Además, la revolución feminista no tiene por qué ser violenta o disruptiva en términos tradicionales. La tecnología y el activismo digital han creado un nuevo terreno de lucha. Las redes sociales han democratizado la difusión de información y la organización, permitiendo que voces antes silenciadas capten la atención global. A través de hashtags, campañas virales y movimientos como #MeToo, se ha construido una comunidad interconectada que puede desafiar las narrativas opresivas en tiempo real. Sin embargo, esto también plantea sus propios desafíos: la superficialidad de los «likes» y las «comparticiones» puede dar la falsa impresión de un activismo efectivo, cuando en realidad se requiere una dedicación constante e inmersiva.
En este contexto, surge la necesidad de un feminismo que no solo se adapte, sino que evolucione. El feminismo de cuarta ola está demandando un cambio que, lejos de ser una ruptura completa con lo anterior, busca ampliar los horizontes de lo que significa ser feminista. Esta evolución podría incluir la inclusión de perspectivas globales y una respuesta más concreta frente a urgencias contemporáneas como el cambio climático y las crisis migratorias. Se trata de abordar la opresión desde una óptica más holística, combinando el activismo tradicional con la innovación social.
Así, en respuesta a la pregunta original: el feminismo no está desactualizado; está en un estado de transformación constante. La verdadera cuestión radica en cómo articular este cambio. Por lo tanto, la clave no es elegir entre revolución y renovación, sino comprender que ambos conceptos pueden coexistir, complementándose y potenciándose mutuamente. Una revolución que reconozca la necesidad de renovación puede proporcionar el ímpetu para abordar las estructuras más profundas del patriarcado y otras formas de opresión. A fin de cuentas, el feminismo necesita ser un movimiento que, a la vez que rinde homenaje a las luchas del pasado, se atreve a soñar con un futuro inclusivo y equitativo.

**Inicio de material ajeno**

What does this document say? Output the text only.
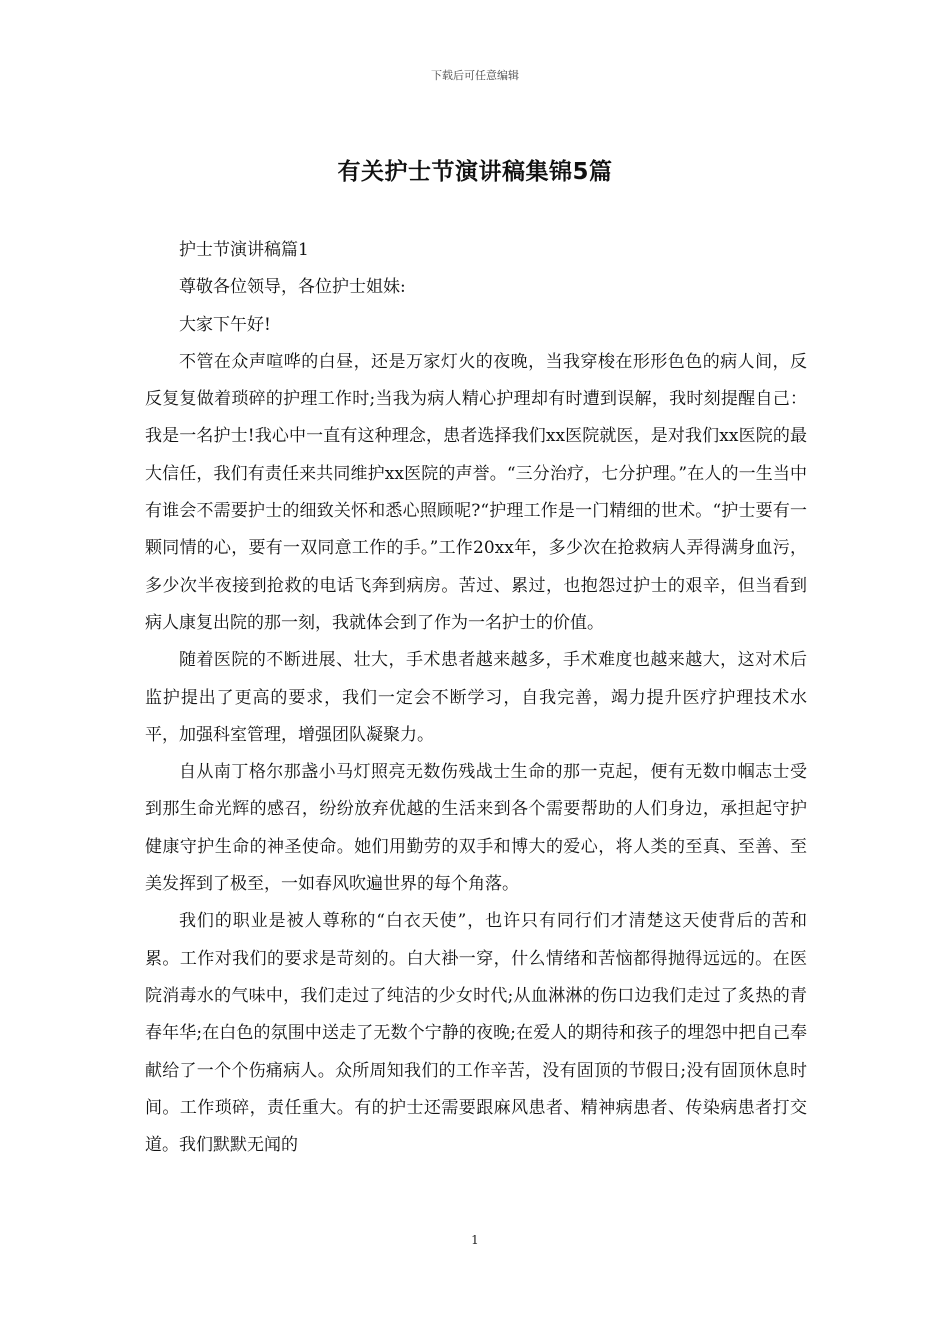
下载后可任意编辑
有关护士节演讲稿集锦5篇

护士节演讲稿篇1

尊敬各位领导，各位护士姐妹:

大家下午好!

不管在众声喧哗的白昼，还是万家灯火的夜晚，当我穿梭在形形色色的病人间，反反复复做着琐碎的护理工作时;当我为病人精心护理却有时遭到误解，我时刻提醒自己：我是一名护士!我心中一直有这种理念，患者选择我们xx医院就医，是对我们xx医院的最大信任，我们有责任来共同维护xx医院的声誉。“三分治疗，七分护理。”在人的一生当中有谁会不需要护士的细致关怀和悉心照顾呢?“护理工作是一门精细的世术。“护士要有一颗同情的心，要有一双同意工作的手。”工作20xx年，多少次在抢救病人弄得满身血污，多少次半夜接到抢救的电话飞奔到病房。苦过、累过，也抱怨过护士的艰辛，但当看到病人康复出院的那一刻，我就体会到了作为一名护士的价值。

随着医院的不断进展、壮大，手术患者越来越多，手术难度也越来越大，这对术后监护提出了更高的要求，我们一定会不断学习，自我完善，竭力提升医疗护理技术水平，加强科室管理，增强团队凝聚力。

自从南丁格尔那盏小马灯照亮无数伤残战士生命的那一克起，便有无数巾帼志士受到那生命光辉的感召，纷纷放弃优越的生活来到各个需要帮助的人们身边，承担起守护健康守护生命的神圣使命。她们用勤劳的双手和博大的爱心，将人类的至真、至善、至美发挥到了极至，一如春风吹遍世界的每个角落。

我们的职业是被人尊称的“白衣天使”，也许只有同行们才清楚这天使背后的苦和累。工作对我们的要求是苛刻的。白大褂一穿，什么情绪和苦恼都得抛得远远的。在医院消毒水的气味中，我们走过了纯洁的少女时代;从血淋淋的伤口边我们走过了炙热的青春年华;在白色的氛围中送走了无数个宁静的夜晚;在爱人的期待和孩子的埋怨中把自己奉献给了一个个伤痛病人。众所周知我们的工作辛苦，没有固顶的节假日;没有固顶休息时间。工作琐碎，责任重大。有的护士还需要跟麻风患者、精神病患者、传染病患者打交道。我们默默无闻的

1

El feminismo debe evolucionar desde su esencia, adaptándose y abrazando la pluralidad, manteniendo viva la llama de la revolución que incendia la posibilidad de un mundo más justo. En este sentido, el verdadero desafío no será solo salir del estanque de lo conocido, sino zambullirse en lo incierto y luchar por un horizonte que aún está por definirse. Así, la fascinación por el feminismo no radica en su aparente obsolescencia, sino en su capacidad constante de rearticularse para abrazar lo que vendrá.